ABRIL, MÊS INTERNACIONAL DO AUTISMO 

É consenso entre os especialistas que quanto mais cedo for diagnosticada e iniciar tratamento, maior é o nível de desenvolvimento que a criança com autismo pode atingir. Entretanto, segundo levantamento divulgado esta semana pela Apraespi (Associação de Prevenção, Atendimento Especializado e Inclusão da Pessoa com Deficiência), 90% das crianças da região foram analisadas e receberam atendimento com idade superior à recomendada – no máximo, aos 3 anos.

Para a superintendente da Apraespi, Lair Moura, essa defasagem pode ser creditada ao ainda grande desconhecimento da população acerca das características do autismo. “Muitas mães trazem tardiamente seus filhos à Apraespi porque não sabem identificar que nasceram com autismo. A desinformação é nossa grande inimiga, já que esse atraso pode causar danos permanentes à essas crianças.” Lair afirma que é necessário que os governos promovam políticas de incentivo à realização do diagnóstico precoce e invistam nas unidades especializadas no atendimento de autistas.

Conforme explica a psicóloga Elisabete Pereira Justi, coordenadora do Centro de Autismo da associação, os prejuízos para uma criança com autismo que iniciou seu atendimento tardiamente podem ser irrecuperáveis. “Se o autista não passa pelo processo de estimulação precoce, ele terá muito mais dificuldades em executar atividades cotidianas básicas. Dependendo do atraso e do grau de autismo da pessoa, as chances de evolução são bem mais restritas.”

Felizmente, esse não foi o caso da pequena Maitê, de 6 anos. Assim como nove em cada 10 crianças do Grande ABC, Maitê foi diagnosticada e encaminhada a uma unidade especializada mais tarde que o recomendado. Mas o trabalho dos profissionais do Centro de Autismo da Apraespi conseguiu proporcionar grande evolução à garota. “Antes a Maitê era muito restrita, não se dava bem na escola. Hoje ela melhorou muito, sabe até soletrar o nome”, conta a mãe Maria Cristina. “Ela se tornou muito carinhosa com a gente e gosta muito de abraçar.”

Ações - Aproveitando a semana do Dia Internacional do Autismo (02 de abril), a Apraespi distribuirá internamente um livreto para alertar a respeito das características do autismo e da importância de encaminhar os bebês para os exames diagnósticos e, se necessário, buscar atendimento especializado o quanto antes.

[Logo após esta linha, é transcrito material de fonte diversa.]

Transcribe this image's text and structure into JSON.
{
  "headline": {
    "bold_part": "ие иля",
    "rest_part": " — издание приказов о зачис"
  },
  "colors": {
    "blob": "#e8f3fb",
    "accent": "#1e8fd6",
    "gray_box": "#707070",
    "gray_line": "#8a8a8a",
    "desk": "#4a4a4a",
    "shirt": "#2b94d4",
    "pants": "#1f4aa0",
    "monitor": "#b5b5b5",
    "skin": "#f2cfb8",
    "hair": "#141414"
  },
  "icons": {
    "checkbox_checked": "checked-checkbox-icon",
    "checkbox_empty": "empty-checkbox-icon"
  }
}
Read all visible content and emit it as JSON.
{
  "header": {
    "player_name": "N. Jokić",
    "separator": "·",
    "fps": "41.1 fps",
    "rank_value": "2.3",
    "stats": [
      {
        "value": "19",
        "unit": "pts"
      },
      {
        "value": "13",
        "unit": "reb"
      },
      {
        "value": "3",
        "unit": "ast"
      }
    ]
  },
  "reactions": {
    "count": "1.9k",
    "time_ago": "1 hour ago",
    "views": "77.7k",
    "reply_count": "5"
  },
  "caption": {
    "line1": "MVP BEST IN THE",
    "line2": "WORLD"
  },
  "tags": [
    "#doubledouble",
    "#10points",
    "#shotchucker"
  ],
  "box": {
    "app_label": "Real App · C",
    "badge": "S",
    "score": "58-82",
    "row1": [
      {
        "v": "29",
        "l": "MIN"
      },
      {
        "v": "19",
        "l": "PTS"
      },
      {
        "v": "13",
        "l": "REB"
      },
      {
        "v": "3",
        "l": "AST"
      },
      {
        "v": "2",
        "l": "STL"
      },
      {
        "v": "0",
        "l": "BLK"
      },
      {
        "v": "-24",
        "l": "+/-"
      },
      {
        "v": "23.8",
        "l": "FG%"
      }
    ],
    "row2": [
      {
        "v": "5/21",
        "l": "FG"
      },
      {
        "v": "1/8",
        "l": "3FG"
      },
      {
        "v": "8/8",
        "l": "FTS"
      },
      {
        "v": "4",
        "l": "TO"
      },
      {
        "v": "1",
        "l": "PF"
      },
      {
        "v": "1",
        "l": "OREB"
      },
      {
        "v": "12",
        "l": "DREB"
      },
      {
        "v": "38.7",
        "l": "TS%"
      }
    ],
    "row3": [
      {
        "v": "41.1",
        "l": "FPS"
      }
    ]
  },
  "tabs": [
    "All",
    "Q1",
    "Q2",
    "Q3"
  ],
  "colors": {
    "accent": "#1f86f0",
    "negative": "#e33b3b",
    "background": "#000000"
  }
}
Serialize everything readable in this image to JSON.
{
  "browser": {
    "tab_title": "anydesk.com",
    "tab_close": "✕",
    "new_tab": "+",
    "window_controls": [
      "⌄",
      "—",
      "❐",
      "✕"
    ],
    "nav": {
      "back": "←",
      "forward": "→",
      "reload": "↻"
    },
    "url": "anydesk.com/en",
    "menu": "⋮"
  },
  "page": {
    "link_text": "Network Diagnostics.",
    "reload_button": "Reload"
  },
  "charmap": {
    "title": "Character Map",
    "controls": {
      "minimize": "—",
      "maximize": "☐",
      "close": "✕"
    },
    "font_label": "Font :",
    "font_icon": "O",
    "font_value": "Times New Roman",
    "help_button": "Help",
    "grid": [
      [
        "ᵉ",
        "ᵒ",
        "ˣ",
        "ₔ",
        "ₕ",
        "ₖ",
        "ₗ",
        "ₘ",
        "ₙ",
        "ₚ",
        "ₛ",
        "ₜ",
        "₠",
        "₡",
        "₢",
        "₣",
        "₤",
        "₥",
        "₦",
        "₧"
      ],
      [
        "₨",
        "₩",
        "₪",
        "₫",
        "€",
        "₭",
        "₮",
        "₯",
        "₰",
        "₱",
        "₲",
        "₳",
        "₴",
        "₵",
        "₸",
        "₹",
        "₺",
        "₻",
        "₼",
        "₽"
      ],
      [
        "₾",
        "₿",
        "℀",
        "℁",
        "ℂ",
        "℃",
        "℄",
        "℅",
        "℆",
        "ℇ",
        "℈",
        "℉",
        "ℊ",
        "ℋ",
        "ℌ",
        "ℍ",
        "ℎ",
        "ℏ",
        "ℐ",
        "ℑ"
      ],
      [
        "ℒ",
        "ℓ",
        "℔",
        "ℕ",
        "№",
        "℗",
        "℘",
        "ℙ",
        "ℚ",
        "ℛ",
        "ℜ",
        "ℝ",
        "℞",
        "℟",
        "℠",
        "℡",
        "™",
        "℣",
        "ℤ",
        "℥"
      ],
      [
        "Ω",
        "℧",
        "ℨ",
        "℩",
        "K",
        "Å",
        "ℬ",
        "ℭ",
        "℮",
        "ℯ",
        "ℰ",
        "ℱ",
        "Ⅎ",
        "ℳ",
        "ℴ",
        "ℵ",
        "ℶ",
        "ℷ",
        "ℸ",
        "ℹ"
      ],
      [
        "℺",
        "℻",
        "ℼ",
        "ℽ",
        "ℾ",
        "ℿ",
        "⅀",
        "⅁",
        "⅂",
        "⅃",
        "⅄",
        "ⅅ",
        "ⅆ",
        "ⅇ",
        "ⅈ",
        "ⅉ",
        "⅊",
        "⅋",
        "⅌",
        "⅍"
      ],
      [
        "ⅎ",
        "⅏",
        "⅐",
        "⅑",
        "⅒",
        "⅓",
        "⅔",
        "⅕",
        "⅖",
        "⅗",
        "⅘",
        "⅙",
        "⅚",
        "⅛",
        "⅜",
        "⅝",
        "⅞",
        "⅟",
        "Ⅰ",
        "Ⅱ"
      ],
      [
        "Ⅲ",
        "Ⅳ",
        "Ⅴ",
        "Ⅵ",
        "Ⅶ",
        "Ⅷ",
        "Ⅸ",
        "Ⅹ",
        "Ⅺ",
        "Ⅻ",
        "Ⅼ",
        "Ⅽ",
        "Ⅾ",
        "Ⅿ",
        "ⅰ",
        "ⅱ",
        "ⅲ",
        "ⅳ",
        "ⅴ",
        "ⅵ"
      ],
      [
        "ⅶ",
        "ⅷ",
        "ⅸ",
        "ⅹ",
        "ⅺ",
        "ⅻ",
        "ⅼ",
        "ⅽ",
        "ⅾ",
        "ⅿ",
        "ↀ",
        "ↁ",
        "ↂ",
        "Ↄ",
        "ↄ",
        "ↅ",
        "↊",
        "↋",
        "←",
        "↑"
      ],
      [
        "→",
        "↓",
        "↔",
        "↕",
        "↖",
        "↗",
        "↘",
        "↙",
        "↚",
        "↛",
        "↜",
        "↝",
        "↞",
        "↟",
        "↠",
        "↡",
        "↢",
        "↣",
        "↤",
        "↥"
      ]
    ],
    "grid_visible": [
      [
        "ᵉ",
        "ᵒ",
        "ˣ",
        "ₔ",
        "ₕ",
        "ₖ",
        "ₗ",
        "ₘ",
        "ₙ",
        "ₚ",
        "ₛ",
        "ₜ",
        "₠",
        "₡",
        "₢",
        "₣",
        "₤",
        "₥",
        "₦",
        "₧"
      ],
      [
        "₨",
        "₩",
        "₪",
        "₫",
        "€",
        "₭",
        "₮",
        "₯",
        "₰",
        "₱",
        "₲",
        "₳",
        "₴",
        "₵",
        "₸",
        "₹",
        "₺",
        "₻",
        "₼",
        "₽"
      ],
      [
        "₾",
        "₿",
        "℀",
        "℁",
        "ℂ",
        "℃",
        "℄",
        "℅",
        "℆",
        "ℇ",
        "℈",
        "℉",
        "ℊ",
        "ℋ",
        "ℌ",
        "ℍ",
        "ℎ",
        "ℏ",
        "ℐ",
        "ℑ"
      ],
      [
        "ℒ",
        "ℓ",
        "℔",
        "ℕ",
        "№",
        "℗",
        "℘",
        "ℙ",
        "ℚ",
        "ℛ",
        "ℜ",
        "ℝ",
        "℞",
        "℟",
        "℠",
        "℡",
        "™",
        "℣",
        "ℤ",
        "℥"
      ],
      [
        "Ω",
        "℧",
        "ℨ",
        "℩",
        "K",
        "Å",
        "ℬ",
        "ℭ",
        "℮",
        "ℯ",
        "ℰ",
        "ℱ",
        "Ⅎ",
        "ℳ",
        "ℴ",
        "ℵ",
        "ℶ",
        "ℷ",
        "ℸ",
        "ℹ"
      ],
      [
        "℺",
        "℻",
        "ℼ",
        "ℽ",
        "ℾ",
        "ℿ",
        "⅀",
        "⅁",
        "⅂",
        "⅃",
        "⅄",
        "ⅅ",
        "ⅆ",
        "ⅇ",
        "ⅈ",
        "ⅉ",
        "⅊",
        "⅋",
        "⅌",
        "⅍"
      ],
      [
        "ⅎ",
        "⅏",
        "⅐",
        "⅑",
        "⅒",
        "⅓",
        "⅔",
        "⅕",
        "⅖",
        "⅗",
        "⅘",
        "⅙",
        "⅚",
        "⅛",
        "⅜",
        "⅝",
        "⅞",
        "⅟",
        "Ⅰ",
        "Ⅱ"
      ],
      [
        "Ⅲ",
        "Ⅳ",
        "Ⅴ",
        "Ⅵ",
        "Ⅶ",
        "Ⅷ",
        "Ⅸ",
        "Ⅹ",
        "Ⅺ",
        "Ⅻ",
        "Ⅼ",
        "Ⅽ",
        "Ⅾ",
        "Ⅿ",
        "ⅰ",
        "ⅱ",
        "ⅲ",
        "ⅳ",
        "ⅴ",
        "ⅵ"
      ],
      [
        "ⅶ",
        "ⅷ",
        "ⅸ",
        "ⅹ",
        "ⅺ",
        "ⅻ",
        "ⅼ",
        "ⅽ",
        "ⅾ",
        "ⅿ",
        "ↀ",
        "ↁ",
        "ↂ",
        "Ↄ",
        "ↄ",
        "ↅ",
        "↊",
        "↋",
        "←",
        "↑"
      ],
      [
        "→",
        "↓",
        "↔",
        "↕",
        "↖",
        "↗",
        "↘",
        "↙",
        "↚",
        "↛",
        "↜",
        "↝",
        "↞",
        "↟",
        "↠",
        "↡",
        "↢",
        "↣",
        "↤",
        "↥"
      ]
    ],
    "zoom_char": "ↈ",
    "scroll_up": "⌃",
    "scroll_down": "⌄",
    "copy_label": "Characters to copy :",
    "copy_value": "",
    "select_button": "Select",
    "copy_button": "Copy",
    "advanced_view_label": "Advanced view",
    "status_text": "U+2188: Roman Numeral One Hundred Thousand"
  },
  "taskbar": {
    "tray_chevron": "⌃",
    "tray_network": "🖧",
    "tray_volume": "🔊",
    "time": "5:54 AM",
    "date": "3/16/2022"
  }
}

A entidade divulgará o mesmo material no site www.apraespi.com.br e na página facebook.com/APRAESPI.

A entidade é o maior centro de reabilitação do ABC e mantém uma unidade onde cerca de 150 crianças e jovens com autismo das sete cidades da região são atendidas diariamente e têm à disposição uma equipe formada por profissionais de saúde e educação. No próprio centro é possível realizar diagnóstico gratuito via SUS.